Confined in the Drôme des Collines, the Vercors – more than ten kilometers from the house – is not allowed to us without a certificate …
But literature allows miracles: I spent my evening yesterday in the bush with Romain Gary …
“Freedom is the daughter of the forests. It is there that it was born, it is there that it comes back to hide, when things go wrong”, a definitive sentence that Gary attributes in Education Européenne to the eldest Zborowski …
On the back cover of the Folio edition, a concise biography, which says a lot about this amazing man: “Romain Gary, born in 1914 in Russia, writer, aviator, diplomat, Companion of the Liberation, obtained the Goncourt Prize for Les Roots of Heaven … “
By immersing yourself in the book, you are struck by the atmosphere of the Polish forest, plunged into this “bad September dawn, wet with rain”.
But what a taste of freedom! So far from the suffocating atmosphere of our time and its obsessions, between fear of dying and the right to die …
The book was written in the urgency of a possible death between 1941 and 1943, Education Européenne was first published under the title Forest of Anger by Cresset Press in 1944 in England. Published in France in 1945 under its current title by Calmann-Levy, receiving the Prix des Critiques Prize that year.
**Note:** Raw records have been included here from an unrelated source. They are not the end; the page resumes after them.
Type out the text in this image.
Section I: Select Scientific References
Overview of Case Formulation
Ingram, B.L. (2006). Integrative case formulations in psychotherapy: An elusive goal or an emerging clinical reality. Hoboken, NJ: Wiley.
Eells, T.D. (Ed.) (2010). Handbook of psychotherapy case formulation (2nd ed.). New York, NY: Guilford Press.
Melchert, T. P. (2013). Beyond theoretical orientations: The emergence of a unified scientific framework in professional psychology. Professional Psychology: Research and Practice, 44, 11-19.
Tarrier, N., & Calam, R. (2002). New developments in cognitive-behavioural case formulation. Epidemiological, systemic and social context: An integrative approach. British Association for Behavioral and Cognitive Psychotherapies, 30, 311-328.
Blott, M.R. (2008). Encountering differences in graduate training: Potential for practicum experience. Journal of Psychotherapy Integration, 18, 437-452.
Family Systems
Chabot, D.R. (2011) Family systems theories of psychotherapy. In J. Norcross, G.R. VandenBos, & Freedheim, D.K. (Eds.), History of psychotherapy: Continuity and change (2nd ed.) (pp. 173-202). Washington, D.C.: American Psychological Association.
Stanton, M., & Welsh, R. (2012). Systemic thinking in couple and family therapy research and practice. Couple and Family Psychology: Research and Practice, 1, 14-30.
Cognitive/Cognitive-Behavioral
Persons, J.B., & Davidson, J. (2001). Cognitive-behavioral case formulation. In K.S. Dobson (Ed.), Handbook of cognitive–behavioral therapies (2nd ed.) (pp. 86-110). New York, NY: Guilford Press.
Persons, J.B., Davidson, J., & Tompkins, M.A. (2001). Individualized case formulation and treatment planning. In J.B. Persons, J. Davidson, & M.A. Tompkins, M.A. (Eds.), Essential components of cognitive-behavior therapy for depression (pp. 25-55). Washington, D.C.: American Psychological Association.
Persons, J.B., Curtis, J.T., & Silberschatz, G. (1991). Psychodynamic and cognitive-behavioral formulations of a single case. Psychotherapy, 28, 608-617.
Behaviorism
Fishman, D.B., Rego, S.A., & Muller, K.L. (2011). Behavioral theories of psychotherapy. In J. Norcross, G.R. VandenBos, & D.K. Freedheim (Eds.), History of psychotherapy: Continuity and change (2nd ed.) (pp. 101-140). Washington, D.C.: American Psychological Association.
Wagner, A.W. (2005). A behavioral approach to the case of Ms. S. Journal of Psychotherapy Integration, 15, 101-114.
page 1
Contrary to the good reception of the press, Jean-Paul Sartre had written in the number of Modern Times dated November 1, 1945 that he “did not find it good” … (as we are in intimacy: a book that Sartre does find “not good” cannot be really bad!)
In fact, the work was profoundly reworked afterwards, before being re-published in 1956 in the prestigious Collection Blanche of Gallimard. Among the most important changes, a new protagonist is introduced in the person of the partisan Nadejda, an imaginary fictitious figure who has become mythical within the Polish resistance, completely changing the direction of his action.
Well, I only had the Folio edition of the 1956 text, but what a pleasure, these two hours with my dear Romain Gary!
Come on! Just for the pleasure: “It often happened to him to press his hand against the hard and reassuring bark of a tree and to look up at him in gratitude, and he had even befriended a very old oak, certainly the most beautiful, the most powerful in the forest, whose branches opened above Janek like protective wings … “
Iconography: Tatry National Park, Zakopanein, Poland © Marek Steins
After working as an international banker for emerging countries, Laurent Lascols became global head of country risk / sovereign risk (from 2008 to 2013) then global director of public affairs (from 2014 to 2019) for Societe Generale. In 2021, he founded Aristote, an advisory firm and training organization dedicated to environmental economics, sustainable finance and impact finance.